All you have to do is register for the event at GBBC (that stands for Great Backyard Bird Count). If you signed up since 2013, you won't have to do it again; just use your former login information. Once you're on the site, you'll get directions to links that provide what you will need for the Bird Count. Here is a PDF which describes the process.
You can download a form that's helpful to take with you, as it reminds you what data you need to collect for the Bird Count. You want to write down the name of the bird species, how many you see, in what area (e.g. street/park/ forest name), and at what time (or between what times).
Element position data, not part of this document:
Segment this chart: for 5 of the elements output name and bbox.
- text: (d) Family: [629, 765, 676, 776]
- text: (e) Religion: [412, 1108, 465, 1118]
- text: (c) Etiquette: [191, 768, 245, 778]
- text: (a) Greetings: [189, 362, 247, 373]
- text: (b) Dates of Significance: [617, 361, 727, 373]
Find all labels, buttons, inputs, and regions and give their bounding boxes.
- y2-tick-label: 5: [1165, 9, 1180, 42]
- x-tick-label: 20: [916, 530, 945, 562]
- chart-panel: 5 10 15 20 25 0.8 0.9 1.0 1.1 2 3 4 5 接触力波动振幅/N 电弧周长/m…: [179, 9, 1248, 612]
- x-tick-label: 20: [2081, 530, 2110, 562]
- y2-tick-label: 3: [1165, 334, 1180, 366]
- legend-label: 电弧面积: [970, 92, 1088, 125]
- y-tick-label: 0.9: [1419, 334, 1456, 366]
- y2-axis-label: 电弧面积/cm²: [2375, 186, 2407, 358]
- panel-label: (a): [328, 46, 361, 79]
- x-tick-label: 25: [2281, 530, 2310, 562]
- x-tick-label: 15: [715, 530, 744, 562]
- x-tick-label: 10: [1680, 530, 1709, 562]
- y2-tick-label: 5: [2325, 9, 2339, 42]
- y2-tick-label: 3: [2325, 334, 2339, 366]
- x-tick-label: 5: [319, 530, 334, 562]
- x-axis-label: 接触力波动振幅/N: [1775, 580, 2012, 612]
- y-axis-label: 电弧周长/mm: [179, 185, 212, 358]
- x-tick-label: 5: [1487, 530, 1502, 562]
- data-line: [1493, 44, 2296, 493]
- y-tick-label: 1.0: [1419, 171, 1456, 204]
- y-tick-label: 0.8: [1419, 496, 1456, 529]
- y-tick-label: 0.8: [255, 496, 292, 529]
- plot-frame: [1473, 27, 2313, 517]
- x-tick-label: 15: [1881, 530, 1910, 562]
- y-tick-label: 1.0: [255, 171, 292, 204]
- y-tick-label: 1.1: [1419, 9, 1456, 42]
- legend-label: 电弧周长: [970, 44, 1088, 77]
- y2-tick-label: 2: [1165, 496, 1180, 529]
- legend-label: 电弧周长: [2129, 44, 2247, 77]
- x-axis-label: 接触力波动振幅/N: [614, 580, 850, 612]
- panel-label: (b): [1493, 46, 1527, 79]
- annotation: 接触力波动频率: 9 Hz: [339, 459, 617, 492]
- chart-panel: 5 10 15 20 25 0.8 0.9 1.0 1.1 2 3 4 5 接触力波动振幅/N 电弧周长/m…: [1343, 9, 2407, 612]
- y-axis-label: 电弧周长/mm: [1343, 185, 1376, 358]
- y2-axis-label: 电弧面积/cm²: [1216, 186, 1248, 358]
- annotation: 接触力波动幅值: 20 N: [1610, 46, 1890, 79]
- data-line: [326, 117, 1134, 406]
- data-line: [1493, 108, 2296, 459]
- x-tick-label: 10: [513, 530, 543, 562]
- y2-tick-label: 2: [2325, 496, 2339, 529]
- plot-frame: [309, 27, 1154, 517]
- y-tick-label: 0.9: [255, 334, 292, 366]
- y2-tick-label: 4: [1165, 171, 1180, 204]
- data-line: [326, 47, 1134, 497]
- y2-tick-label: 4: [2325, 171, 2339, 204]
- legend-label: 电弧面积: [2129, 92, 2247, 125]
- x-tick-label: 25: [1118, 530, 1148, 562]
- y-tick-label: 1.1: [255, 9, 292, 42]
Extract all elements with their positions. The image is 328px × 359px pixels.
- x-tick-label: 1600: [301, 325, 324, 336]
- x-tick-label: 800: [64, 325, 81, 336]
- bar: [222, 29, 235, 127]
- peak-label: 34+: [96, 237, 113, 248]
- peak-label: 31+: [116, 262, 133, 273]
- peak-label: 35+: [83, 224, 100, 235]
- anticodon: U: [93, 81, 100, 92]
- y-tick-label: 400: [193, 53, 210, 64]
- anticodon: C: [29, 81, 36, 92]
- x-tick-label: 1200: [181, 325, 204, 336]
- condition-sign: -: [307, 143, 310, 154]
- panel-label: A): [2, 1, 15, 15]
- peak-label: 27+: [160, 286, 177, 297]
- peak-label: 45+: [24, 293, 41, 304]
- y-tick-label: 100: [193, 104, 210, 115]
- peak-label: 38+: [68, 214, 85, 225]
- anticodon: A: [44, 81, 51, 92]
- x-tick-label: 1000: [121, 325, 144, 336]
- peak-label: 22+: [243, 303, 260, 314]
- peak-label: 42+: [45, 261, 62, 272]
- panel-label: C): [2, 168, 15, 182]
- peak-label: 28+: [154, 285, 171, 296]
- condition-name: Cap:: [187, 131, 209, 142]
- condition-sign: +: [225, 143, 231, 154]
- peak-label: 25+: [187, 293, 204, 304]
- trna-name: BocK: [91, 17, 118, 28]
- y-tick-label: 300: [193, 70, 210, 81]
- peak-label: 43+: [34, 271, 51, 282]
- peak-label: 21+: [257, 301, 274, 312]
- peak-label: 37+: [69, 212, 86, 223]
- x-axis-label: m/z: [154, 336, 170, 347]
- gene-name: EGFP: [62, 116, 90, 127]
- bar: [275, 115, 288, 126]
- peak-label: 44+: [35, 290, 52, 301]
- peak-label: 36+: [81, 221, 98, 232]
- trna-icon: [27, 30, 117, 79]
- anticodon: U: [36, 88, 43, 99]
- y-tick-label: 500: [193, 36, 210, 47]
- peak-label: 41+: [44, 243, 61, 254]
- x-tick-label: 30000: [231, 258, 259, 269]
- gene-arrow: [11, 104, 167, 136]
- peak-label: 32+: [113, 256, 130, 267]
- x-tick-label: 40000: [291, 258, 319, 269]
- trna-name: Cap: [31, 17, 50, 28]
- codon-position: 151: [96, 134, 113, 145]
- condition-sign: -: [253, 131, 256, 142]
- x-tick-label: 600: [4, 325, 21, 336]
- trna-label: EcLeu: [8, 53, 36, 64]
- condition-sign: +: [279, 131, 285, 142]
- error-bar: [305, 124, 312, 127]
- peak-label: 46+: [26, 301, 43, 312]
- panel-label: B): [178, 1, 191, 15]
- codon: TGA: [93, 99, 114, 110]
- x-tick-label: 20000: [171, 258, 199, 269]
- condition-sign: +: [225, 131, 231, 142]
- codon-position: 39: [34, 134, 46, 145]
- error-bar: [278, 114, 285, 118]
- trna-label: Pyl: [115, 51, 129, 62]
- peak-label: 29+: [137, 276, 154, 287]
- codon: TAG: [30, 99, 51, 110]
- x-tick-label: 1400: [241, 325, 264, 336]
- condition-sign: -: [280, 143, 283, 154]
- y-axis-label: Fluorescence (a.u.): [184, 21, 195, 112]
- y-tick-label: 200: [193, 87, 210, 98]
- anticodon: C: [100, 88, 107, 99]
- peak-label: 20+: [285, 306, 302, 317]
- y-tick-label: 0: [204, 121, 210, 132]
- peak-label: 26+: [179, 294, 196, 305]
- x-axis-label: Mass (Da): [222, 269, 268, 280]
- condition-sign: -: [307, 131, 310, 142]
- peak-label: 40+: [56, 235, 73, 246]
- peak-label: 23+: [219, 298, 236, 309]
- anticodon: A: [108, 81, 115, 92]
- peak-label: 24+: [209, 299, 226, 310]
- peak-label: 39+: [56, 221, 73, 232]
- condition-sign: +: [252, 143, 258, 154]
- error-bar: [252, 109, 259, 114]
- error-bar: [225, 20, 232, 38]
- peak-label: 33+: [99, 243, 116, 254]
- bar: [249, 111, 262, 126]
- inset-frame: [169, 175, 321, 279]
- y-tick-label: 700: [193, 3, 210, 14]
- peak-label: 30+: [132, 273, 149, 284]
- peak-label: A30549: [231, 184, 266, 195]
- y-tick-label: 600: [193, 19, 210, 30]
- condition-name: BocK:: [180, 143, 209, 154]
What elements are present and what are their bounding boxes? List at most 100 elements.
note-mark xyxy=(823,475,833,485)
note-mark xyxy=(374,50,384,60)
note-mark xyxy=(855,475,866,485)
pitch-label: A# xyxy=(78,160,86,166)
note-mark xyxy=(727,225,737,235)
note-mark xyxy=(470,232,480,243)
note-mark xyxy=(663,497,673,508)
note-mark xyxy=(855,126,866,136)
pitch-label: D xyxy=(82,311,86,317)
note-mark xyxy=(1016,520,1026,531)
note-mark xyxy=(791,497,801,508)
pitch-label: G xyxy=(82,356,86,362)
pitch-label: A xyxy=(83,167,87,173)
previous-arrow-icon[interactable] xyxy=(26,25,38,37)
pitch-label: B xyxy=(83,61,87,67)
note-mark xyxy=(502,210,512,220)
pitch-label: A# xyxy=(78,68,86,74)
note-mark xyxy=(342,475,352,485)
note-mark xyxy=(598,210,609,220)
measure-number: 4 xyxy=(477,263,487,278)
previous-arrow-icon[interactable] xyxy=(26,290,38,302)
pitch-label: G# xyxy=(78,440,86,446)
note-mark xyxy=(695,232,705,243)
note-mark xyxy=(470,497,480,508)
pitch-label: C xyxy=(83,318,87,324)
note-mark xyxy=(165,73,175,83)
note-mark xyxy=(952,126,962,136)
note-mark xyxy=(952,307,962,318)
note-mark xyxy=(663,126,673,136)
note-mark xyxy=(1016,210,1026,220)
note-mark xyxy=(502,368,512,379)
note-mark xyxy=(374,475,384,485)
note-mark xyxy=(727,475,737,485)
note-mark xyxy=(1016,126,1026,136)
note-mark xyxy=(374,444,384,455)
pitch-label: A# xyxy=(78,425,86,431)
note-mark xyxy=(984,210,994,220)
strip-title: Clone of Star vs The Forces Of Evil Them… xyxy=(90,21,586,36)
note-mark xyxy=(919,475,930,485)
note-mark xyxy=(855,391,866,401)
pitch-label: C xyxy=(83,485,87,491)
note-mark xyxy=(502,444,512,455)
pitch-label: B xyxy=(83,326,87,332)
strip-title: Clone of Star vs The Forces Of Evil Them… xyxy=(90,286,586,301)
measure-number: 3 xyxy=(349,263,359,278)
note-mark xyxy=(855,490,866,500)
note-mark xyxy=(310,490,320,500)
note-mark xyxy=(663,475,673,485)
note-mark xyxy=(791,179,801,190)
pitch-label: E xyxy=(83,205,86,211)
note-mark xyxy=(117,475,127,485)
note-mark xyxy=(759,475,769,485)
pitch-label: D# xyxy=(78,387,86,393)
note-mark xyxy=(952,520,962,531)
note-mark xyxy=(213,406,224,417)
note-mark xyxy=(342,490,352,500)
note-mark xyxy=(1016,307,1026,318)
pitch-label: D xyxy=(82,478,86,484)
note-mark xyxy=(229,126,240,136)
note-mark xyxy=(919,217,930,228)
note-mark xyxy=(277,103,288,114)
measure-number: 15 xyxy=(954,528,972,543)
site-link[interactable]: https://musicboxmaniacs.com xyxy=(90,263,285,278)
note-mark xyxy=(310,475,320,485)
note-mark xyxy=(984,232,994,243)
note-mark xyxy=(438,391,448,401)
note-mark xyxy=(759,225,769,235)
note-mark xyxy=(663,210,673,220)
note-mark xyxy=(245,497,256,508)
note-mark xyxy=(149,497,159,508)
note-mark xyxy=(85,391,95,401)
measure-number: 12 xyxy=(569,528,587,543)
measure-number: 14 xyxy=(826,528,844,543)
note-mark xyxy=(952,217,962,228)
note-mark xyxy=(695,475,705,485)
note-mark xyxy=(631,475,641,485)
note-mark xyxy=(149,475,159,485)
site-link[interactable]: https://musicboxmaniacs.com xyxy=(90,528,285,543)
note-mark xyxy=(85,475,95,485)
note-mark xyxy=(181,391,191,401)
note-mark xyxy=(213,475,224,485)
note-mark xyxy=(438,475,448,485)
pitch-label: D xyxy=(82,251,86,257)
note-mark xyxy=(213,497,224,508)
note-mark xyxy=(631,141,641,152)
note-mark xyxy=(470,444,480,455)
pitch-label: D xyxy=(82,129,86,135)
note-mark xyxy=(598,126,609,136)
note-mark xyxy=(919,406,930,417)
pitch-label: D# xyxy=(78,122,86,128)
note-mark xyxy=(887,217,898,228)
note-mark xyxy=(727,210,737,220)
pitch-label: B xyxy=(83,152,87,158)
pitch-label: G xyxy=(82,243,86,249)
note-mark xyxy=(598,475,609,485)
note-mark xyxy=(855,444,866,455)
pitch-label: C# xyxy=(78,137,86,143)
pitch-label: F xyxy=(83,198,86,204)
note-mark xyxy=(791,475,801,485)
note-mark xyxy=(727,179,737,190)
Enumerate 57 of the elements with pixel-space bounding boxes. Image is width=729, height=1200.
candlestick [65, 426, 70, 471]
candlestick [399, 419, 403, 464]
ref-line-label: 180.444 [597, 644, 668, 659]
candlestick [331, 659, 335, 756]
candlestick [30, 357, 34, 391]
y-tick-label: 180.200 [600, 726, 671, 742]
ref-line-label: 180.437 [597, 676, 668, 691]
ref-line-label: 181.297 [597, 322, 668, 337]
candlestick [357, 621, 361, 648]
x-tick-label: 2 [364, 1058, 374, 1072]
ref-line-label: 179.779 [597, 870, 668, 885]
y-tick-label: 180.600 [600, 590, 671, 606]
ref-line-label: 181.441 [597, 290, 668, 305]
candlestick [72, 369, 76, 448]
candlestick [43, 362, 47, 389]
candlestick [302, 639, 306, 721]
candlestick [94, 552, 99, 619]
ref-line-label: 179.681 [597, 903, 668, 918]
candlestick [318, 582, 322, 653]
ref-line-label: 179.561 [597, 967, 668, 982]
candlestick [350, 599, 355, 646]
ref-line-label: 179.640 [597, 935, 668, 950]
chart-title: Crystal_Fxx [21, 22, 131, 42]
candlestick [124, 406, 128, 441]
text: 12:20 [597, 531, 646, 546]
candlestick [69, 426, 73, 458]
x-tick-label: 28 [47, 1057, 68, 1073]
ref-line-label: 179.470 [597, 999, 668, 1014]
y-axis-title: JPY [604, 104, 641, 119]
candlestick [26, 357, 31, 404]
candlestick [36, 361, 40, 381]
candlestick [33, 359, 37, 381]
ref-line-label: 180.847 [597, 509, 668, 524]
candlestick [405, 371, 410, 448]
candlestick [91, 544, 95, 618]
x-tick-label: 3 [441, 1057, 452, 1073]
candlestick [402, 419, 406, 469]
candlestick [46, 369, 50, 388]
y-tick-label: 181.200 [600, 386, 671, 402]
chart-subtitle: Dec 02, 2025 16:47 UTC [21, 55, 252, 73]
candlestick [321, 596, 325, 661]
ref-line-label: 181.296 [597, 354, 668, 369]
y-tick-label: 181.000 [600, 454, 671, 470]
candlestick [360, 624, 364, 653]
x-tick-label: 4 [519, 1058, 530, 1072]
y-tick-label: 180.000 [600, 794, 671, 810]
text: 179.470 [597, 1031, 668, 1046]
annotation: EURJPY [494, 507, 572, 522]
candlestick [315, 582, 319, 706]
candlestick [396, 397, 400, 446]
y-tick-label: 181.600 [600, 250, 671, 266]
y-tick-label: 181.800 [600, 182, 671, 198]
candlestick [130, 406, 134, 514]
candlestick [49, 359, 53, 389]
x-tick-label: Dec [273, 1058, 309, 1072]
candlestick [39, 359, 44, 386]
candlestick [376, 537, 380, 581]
If you can, take photos of the birds, that will help you to identify them clearly later. If you're a photographer, professional or amateur, you can submit your photos to the Bird Count and be entered in GBBC's yearly photo contest!
Young boy participates in 2018 GBBC before school: Dark-eyed Junco: Sujata Roy, Morrisville, NC, USA
But taking photos will help you identify the birds too, in case you spot birds you're not familiar with. By the way, the GBBC helps you do that. You can click on this link to get a check list of birds found in your neighborhood and then look them up to make sure they match. Or, if you're taking photos on your smart phone, you can identify birds by using these online bird apps!
Merlin Bird ID App With Photo ID has great reviews!
The Great Backyard Bird Count was started in 1998 by Cornell University Ornithology Lab and the National Audubon Society. It was the first online science project!
Be part of the GBBC this year! It's a great way to get 'into' birding and/or to refine your bird-watching skills.